Puzzle of a Downfall Child (portrait d'une enfant déchue)


"... Living in a state of grace, with someone."

 - film - 22442_7
Comme son collègue William Klein(1), le photographe Jerry Schatzberg choisit le domaine qu'il connait alors le mieux pour sujet de son premier film. Mais contrairement à lui, son aîné également new-yorkais opte pour un drame, à très nettes connotations psychologiques, conçu à partir d'une série d'interviews de l'un des mannequins vedettes des années 1950, la superbe Anne St. Marie(2). Soutenu par le couple Paul Newman-Joanne Woodward et aidé par un contexte favorisant les nouveaux cinéastes auprès des studios, Schatzberg peut ainsi offrir le rôle principal de Puzzle of a Downfall Child à sa compagne, la comédienne Faye Dunaway, déjà remarquée dans Bonnie and Clyde (ainsi que, dans une moindre mesure, pour sa prestation de soutien dans Hurry Sundown) et The Thomas Crown Affair.
 - film - 22442_13
Retirée sur une île, dans une maison de bois au bord de l'océan, pour peindre et écrire, le mannequin Lou Andreas Sand relate les moments importants de et autour de sa carrière à son vieil ami photographe Aaron Reinhardt, matériau destiné à la production d'un film. Suivie régulièrement par un psychiatre, Lou née Emily Versene déplore sa forme physique, son inertie et sa profonde solitude. Elle se remémore son arrivée à New York, sa première et pénible prise de vues avec le détestable Alex Falco, un nom placé en tête de la liste des personnes avec lesquelles elle ne voulait plus travailler, pour la couverture du numéro de juillet 1954 de la revue "Vogue". Séance pendant laquelle elle avait fait la connaissance d'Aaron, assistant de Falco. Elle avait peu après accepté de poser presque gracieusement pour celui-là, puis collaboré avec la célèbre Pauline Galba. Chez cette dernière, Lou avait ensuite rencontré Mark, le séduisant directeur artistique de l'agence de publicité Temple & Horn.
 - film - 22442_27
Caractérisé par le télescopage d'événements diffus, le scénario non-linéaire de Puzzle of a Downfall Child renforce puissamment la sensation, l'impression de fragmentation (ou d'énigme, de perplexité, de mystification...) en germe dans le titre. Avec ce premier et longtemps unique scénario signé par lui, Jerry Schatzberg ambitionne d'aller au-delà du simple récit d'une cover-girl poussée prématurément à une retraite dépressive. D'explorer quelques pistes susceptibles de cerner un personnage complexe et solitaire, obsédé par la perfection, la capture et l'abandon, (possiblement ?) aussi enclin à l'invention, voire au fantasme parfois délirant(3). Une équivoque narration en flash-back imbriqués dans laquelle Schatzberg souligne la duplicité des relations amicales et amoureuses, la vacuité des sentiments. Belle interprétation contrastée, à dominante mélancolique, de Faye Dunaway(4), aux côtés de laquelle se distingue Viveca Lindfors(5), les hommes, dont Barry Morse et Roy Scheider, tenant des rôles plus secondaires.
___
1. dont la première fiction, après plusieurs documentaires, est la comédie satirique française Qui êtes-vous, Polly Maggoo ?.

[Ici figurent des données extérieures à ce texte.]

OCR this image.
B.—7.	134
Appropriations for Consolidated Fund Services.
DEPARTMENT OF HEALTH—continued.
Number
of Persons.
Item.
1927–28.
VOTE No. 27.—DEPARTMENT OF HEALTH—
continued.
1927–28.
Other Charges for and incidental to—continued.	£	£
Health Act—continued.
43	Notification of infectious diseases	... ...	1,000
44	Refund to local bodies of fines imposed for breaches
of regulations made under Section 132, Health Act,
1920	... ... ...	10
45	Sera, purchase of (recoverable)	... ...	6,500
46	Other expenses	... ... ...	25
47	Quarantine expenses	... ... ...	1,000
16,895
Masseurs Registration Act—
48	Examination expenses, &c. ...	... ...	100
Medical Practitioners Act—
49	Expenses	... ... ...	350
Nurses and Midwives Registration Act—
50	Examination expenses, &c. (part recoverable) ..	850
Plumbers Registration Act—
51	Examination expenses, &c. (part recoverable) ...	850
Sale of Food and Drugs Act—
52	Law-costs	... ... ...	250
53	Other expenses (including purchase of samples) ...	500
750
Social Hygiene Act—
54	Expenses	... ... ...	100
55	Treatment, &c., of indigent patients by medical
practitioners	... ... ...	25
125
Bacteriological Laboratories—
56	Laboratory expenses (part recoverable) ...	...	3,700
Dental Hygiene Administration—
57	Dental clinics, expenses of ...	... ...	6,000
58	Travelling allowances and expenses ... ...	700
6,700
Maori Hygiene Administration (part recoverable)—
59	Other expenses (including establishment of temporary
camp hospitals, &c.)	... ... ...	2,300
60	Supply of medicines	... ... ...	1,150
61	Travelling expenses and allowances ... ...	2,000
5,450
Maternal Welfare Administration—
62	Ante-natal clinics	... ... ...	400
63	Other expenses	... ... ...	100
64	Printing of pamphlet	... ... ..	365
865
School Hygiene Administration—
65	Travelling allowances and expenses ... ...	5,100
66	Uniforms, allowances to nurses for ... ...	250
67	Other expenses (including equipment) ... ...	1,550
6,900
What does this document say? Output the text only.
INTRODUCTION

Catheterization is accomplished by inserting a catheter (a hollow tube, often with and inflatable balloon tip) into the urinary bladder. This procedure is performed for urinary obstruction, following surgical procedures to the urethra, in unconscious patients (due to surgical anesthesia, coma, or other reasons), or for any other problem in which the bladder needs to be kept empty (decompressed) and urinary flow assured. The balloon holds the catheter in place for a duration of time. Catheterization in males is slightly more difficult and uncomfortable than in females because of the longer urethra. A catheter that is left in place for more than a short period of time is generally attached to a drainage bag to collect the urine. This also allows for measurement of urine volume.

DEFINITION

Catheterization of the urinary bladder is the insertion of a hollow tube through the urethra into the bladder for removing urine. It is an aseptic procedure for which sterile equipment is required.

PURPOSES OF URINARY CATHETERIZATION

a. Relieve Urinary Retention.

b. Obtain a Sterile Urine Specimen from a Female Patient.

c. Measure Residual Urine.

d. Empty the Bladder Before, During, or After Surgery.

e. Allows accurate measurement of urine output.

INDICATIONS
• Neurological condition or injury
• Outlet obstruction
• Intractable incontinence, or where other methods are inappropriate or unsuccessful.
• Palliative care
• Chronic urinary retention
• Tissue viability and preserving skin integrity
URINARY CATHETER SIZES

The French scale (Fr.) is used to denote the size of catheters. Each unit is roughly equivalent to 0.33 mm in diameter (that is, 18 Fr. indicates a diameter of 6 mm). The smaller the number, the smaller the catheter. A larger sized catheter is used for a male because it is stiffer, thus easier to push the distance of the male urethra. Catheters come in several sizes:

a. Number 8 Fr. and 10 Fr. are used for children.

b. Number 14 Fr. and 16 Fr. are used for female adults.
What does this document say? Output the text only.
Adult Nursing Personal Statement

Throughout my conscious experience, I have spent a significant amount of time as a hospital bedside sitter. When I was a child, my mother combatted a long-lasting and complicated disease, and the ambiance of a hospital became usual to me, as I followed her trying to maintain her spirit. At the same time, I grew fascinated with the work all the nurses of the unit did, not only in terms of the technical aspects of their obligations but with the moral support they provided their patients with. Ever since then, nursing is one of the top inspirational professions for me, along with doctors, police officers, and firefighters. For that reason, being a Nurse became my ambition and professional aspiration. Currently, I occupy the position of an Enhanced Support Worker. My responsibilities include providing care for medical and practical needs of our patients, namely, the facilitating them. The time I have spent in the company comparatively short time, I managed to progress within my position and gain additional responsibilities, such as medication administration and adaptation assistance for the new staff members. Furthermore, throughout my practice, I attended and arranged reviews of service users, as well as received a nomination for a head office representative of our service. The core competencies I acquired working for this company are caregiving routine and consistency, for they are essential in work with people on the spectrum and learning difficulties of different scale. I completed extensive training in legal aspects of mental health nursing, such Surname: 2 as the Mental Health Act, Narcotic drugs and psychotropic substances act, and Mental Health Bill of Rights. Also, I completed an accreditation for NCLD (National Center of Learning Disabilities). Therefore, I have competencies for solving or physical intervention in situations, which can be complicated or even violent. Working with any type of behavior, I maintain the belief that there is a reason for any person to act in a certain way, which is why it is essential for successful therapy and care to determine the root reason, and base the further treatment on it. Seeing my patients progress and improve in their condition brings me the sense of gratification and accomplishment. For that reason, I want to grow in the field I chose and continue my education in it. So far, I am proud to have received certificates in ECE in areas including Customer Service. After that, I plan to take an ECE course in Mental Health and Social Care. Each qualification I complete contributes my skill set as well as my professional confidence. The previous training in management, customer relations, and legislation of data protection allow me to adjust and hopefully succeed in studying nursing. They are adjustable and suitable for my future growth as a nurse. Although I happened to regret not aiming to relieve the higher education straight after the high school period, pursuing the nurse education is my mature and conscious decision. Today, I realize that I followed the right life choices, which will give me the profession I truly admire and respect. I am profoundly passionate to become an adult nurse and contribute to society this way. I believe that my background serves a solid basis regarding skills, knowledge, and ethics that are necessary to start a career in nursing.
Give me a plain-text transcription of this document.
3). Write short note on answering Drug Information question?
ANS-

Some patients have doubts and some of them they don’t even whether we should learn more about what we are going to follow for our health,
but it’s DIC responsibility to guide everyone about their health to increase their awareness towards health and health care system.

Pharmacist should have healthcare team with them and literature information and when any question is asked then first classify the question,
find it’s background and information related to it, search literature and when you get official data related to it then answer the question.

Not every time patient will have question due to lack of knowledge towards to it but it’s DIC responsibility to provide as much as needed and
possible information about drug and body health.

2. moins connue cependant que la Suédoise Lisa Fonssagrives ou que la Texane Dorian Leigh (sœur aînée du modèle et actrice Suzy Parker). Anne St. Marie fut notamment photographiée par Klein sur le Queensboro Bridge (NYC) pour l'édition de juillet 1959 du magazine "Vogue".
3. probable justification de l'emploi de Faye Dunaway pour prêter également ses traits à l'adolescente Emily.
4. nommée aux 28e "Golden Globes" dont les membres lui ont préféré Ali MacGraw dans Love Story.
5. Suédoise engagée en 1946 par la Warner dans l'espoir de devenir la nouvelle Greta Garbo ou Ingrid Bergman, vue entre autres chez William Dieterle, Fritz Lang et Joseph Losey.